If we can bridge that gap, we can supercharge our growth, feel less guilt and become more confident in our progression as a human being. Bridging the gap should not be a hit-or-miss affair. It shouldn’t happen by chance, serendipitous event, or be a one-off experience. To really supercharge our growth and improvement, we need to develop a systematic, reproducible, reliable approach to bridging the gap between idea and action.
If we could do that, we could actually achieve those New Year’s resolutions. It wouldn’t take us nearly as long to master that new software. Our growth in soft skills would manifest itself in less interpersonal conflict. We would master the nuances of our jobs, run our businesses more adroitly, and become the leaders and the people we were meant to be. In other words, we’d become more adept at our jobs, run our businesses more effectively and enhance our relationships. Life, in a world with no gap, would be fuller and more fulfilling.

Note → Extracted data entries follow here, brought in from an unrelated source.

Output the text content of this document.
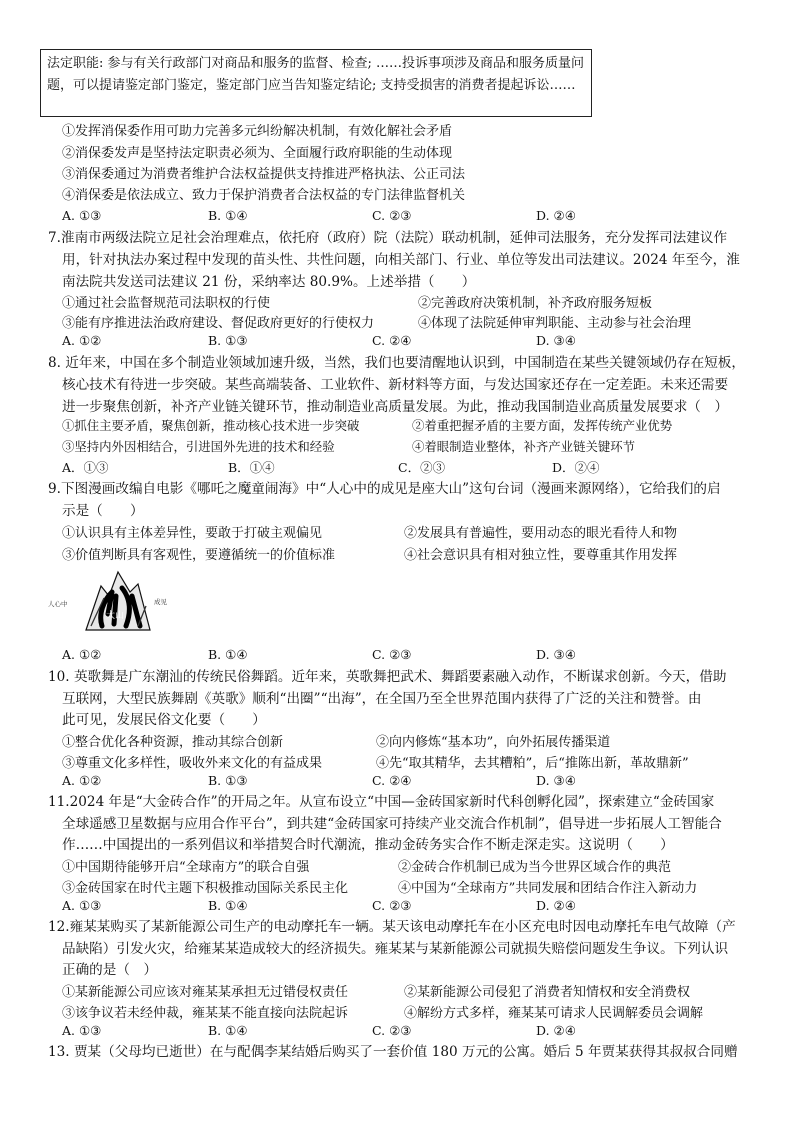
法定职能: 参与有关行政部门对商品和服务的监督、检查; ……投诉事项涉及商品和服务质量问题，可以提请鉴定部门鉴定，鉴定部门应当告知鉴定结论; 支持受损害的消费者提起诉讼……
①发挥消保委作用可助力完善多元纠纷解决机制，有效化解社会矛盾
②消保委发声是坚持法定职责必须为、全面履行政府职能的生动体现
③消保委通过为消费者维护合法权益提供支持推进严格执法、公正司法
④消保委是依法成立、致力于保护消费者合法权益的专门法律监督机关
A. ①③	B. ①④	C. ②③	D. ②④
7.淮南市两级法院立足社会治理难点，依托府（政府）院（法院）联动机制，延伸司法服务，充分发挥司法建议作
用，针对执法办案过程中发现的苗头性、共性问题，向相关部门、行业、单位等发出司法建议。2024 年至今，淮
南法院共发送司法建议 21 份，采纳率达 80.9%。上述举措（　　）
①通过社会监督规范司法职权的行使	②完善政府决策机制，补齐政府服务短板
③能有序推进法治政府建设、督促政府更好的行使权力	④体现了法院延伸审判职能、主动参与社会治理
A. ①②	B. ①③	C. ②④	D. ③④
8. 近年来，中国在多个制造业领域加速升级，当然，我们也要清醒地认识到，中国制造在某些关键领域仍存在短板，
核心技术有待进一步突破。某些高端装备、工业软件、新材料等方面，与发达国家还存在一定差距。未来还需要
进一步聚焦创新，补齐产业链关键环节，推动制造业高质量发展。为此，推动我国制造业高质量发展要求（　）
①抓住主要矛盾，聚焦创新，推动核心技术进一步突破	②着重把握矛盾的主要方面，发挥传统产业优势
③坚持内外因相结合，引进国外先进的技术和经验	④着眼制造业整体，补齐产业链关键环节
A．①③	B．①④	C．②③	D．②④
9.下图漫画改编自电影《哪吒之魔童闹海》中“人心中的成见是座大山”这句台词（漫画来源网络），它给我们的启
示是（　　）
①认识具有主体差异性，要敢于打破主观偏见	②发展具有普遍性，要用动态的眼光看待人和物
③价值判断具有客观性，要遵循统一的价值标准	④社会意识具有相对独立性，要尊重其作用发挥
人心中	成见
大山
A. ①②	B. ①④	C. ②③	D. ③④
10. 英歌舞是广东潮汕的传统民俗舞蹈。近年来，英歌舞把武术、舞蹈要素融入动作，不断谋求创新。今天，借助
互联网，大型民族舞剧《英歌》顺利“出圈”“出海”，在全国乃至全世界范围内获得了广泛的关注和赞誉。由
此可见，发展民俗文化要（　　）
①整合优化各种资源，推动其综合创新	②向内修炼“基本功”，向外拓展传播渠道
③尊重文化多样性，吸收外来文化的有益成果	④先“取其精华，去其糟粕”，后“推陈出新，革故鼎新”
A. ①②	B. ①③	C. ②④	D. ③④
11.2024 年是“大金砖合作”的开局之年。从宣布设立“中国—金砖国家新时代科创孵化园”，探索建立“金砖国家
全球遥感卫星数据与应用合作平台”，到共建“金砖国家可持续产业交流合作机制”，倡导进一步拓展人工智能合
作……中国提出的一系列倡议和举措契合时代潮流，推动金砖务实合作不断走深走实。这说明（　　）
①中国期待能够开启“全球南方”的联合自强	②金砖合作机制已成为当今世界区域合作的典范
③金砖国家在时代主题下积极推动国际关系民主化	④中国为“全球南方”共同发展和团结合作注入新动力
A. ①③	B. ①④	C. ②③	D. ②④
12.雍某某购买了某新能源公司生产的电动摩托车一辆。某天该电动摩托车在小区充电时因电动摩托车电气故障（产
品缺陷）引发火灾，给雍某某造成较大的经济损失。雍某某与某新能源公司就损失赔偿问题发生争议。下列认识
正确的是（　）
①某新能源公司应该对雍某某承担无过错侵权责任	②某新能源公司侵犯了消费者知情权和安全消费权
③该争议若未经仲裁，雍某某不能直接向法院起诉	④解纷方式多样，雍某某可请求人民调解委员会调解
A. ①③	B. ①④	C. ②③	D. ②④
13. 贾某（父母均已逝世）在与配偶李某结婚后购买了一套价值 180 万元的公寓。婚后 5 年贾某获得其叔叔合同赠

So, what is the missing link? It is a dirty little word that most of us shrink from. We shrink from the idea and recoil at the sound of it.

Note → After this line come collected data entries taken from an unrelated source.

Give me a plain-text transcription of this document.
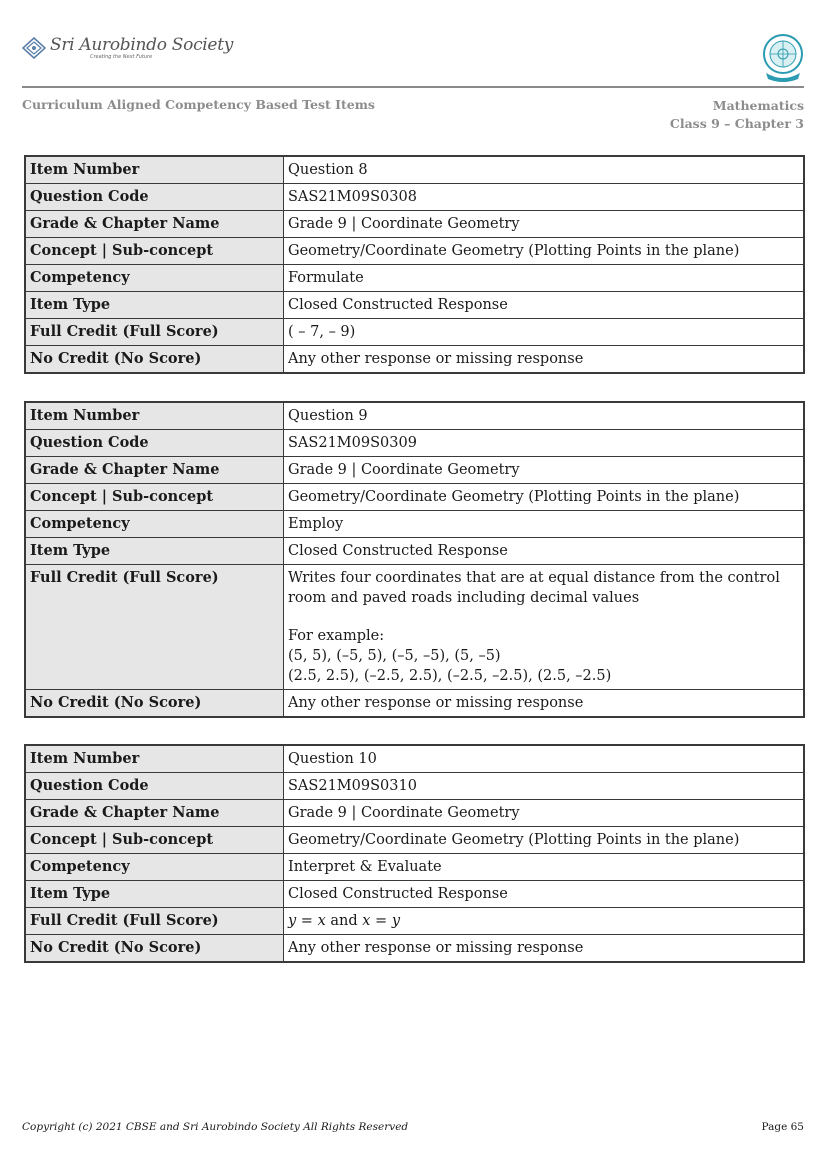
Sri Aurobindo Society
Creating the Next Future
Curriculum Aligned Competency Based Test Items	Mathematics
Class 9 – Chapter 3
Item Number	Question 8
Question Code	SAS21M09S0308
Grade & Chapter Name	Grade 9 | Coordinate Geometry
Concept | Sub-concept	Geometry/Coordinate Geometry (Plotting Points in the plane)
Competency	Formulate
Item Type	Closed Constructed Response
Full Credit (Full Score)	( – 7, – 9)
No Credit (No Score)	Any other response or missing response
Item Number	Question 9
Question Code	SAS21M09S0309
Grade & Chapter Name	Grade 9 | Coordinate Geometry
Concept | Sub-concept	Geometry/Coordinate Geometry (Plotting Points in the plane)
Competency	Employ
Item Type	Closed Constructed Response
Full Credit (Full Score)	Writes four coordinates that are at equal distance from the control room and paved roads including decimal values
For example:
(5, 5), (–5, 5), (–5, –5), (5, –5)
(2.5, 2.5), (–2.5, 2.5), (–2.5, –2.5), (2.5, –2.5)

No Credit (No Score)	Any other response or missing response
Item Number	Question 10
Question Code	SAS21M09S0310
Grade & Chapter Name	Grade 9 | Coordinate Geometry
Concept | Sub-concept	Geometry/Coordinate Geometry (Plotting Points in the plane)
Competency	Interpret & Evaluate
Item Type	Closed Constructed Response
Full Credit (Full Score)	y = x and x = y
No Credit (No Score)	Any other response or missing response
Copyright (c) 2021 CBSE and Sri Aurobindo Society All Rights Reserved	Page 65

That word is …Accountability.
The dictionary defines it as the fact or condition of being accountable; responsibility.
Accountable is defined this way: (of a person, organization, or institution) required or expected to justify actions or decisions; responsible.
“parents could be held accountable for their children’s actions”

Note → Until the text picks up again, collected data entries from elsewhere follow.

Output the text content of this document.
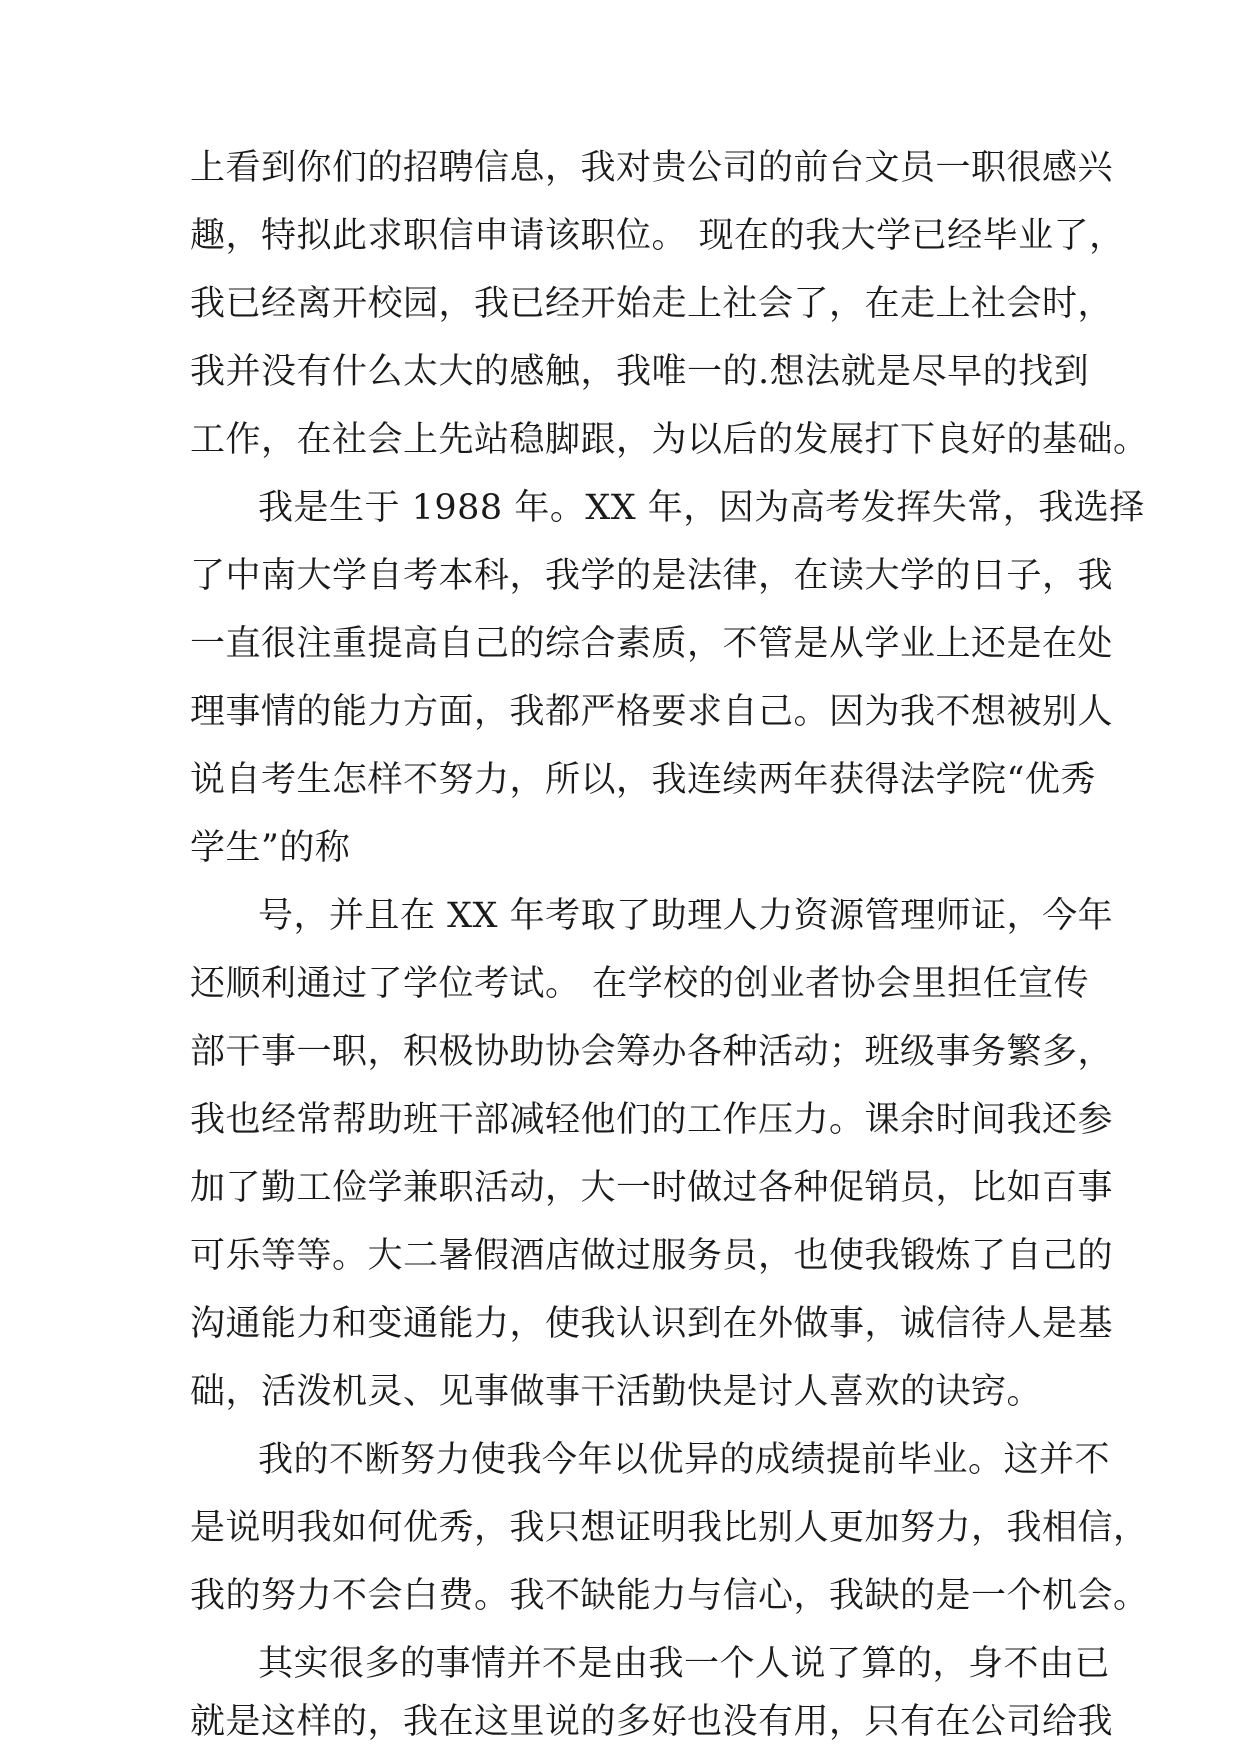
上看到你们的招聘信息，我对贵公司的前台文员一职很感兴
趣，特拟此求职信申请该职位。 现在的我大学已经毕业了，
我已经离开校园，我已经开始走上社会了，在走上社会时，
我并没有什么太大的感触，我唯一的.想法就是尽早的找到
工作，在社会上先站稳脚跟，为以后的发展打下良好的基础。
我是生于 1988 年。XX 年，因为高考发挥失常，我选择
了中南大学自考本科，我学的是法律，在读大学的日子，我
一直很注重提高自己的综合素质，不管是从学业上还是在处
理事情的能力方面，我都严格要求自己。因为我不想被别人
说自考生怎样不努力，所以，我连续两年获得法学院“优秀
学生”的称
号，并且在 XX 年考取了助理人力资源管理师证，今年
还顺利通过了学位考试。 在学校的创业者协会里担任宣传
部干事一职，积极协助协会筹办各种活动；班级事务繁多，
我也经常帮助班干部减轻他们的工作压力。课余时间我还参
加了勤工俭学兼职活动，大一时做过各种促销员，比如百事
可乐等等。大二暑假酒店做过服务员，也使我锻炼了自己的
沟通能力和变通能力，使我认识到在外做事，诚信待人是基
础，活泼机灵、见事做事干活勤快是讨人喜欢的诀窍。
我的不断努力使我今年以优异的成绩提前毕业。这并不
是说明我如何优秀，我只想证明我比别人更加努力，我相信，
我的努力不会白费。我不缺能力与信心，我缺的是一个机会。
其实很多的事情并不是由我一个人说了算的，身不由已
就是这样的，我在这里说的多好也没有用，只有在公司给我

In common practice it looks like this: You have a pre-arranged meeting with someone important to you. At that meeting, the person helps you bridge the gap between idea and action by calling you out on your actions. He/she asks these questions, in this sequence:
Did you, in fact, do what you said you would do?
If not, why not?
What are you going to do differently in this next period of time to ensure that you do it?
Having to defend yourself to someone you respect is painful. So painful in fact, that the pain and embarrassment of having failed to do what you said you were going to do is generally sufficient to keep that action at the top of your mind and motivate you to bridge the gap.
Allow me some examples from my practice. Here’s one example. We teach a system for sales managers to use to manage their remote field salespeople. One part of that system is the monthly meeting in which, among other things, the managers are trained to ask those three questions. Referring to the rep’s previous month’s plan, the manager asks, “Did you do what you said you were going to do?
Knowing that those questions are coming and coming from his/her boss is generally sufficient to motivate the salesperson to focus on completing the plan. The results in terms of sales effectiveness are predictably positive. Salespeople become more adept and confident, sales managers feel more in tune, and sales go up.
Here’s another. In our sales training system, we have developed a format that requires the manager to hold a monthly AEF meeting (Accountability, Encouragement, Follow Up), every month during the training. Now, not only must the salesperson answer to his/her boss, but he/she must do so in the presence of his colleagues.
Communication improves, the salespeople practice and master the behaviors we taught them that month, a culture of continuous improvement is created, a common language is created, and a set of concepts becomes the strategy of the organization. Sales go up. Often, dramatically so. The key is the series of questions that the manager asks the sales team.
The concept doesn’t just apply to my sales-related constructions. Any place where it is important to close the gap between idea and action, the use of accountability can lay down the bridge that allows easy passage.
It may be a personal issue, like a new year’s resolution or swimming laps in the morning. It could be a parenting issue, like insisting a teenager be more respectful. Or it may be an organizational issue, like improving customer service, increasing ship rates, or learning a new software program.
When human beings know that they will be held accountable for their behavior, they change their behavior to bridge the gap between idea and action.
Accountability is the dirty word that everyone shirks from and that holds the key to continuous, unlimited growth and development.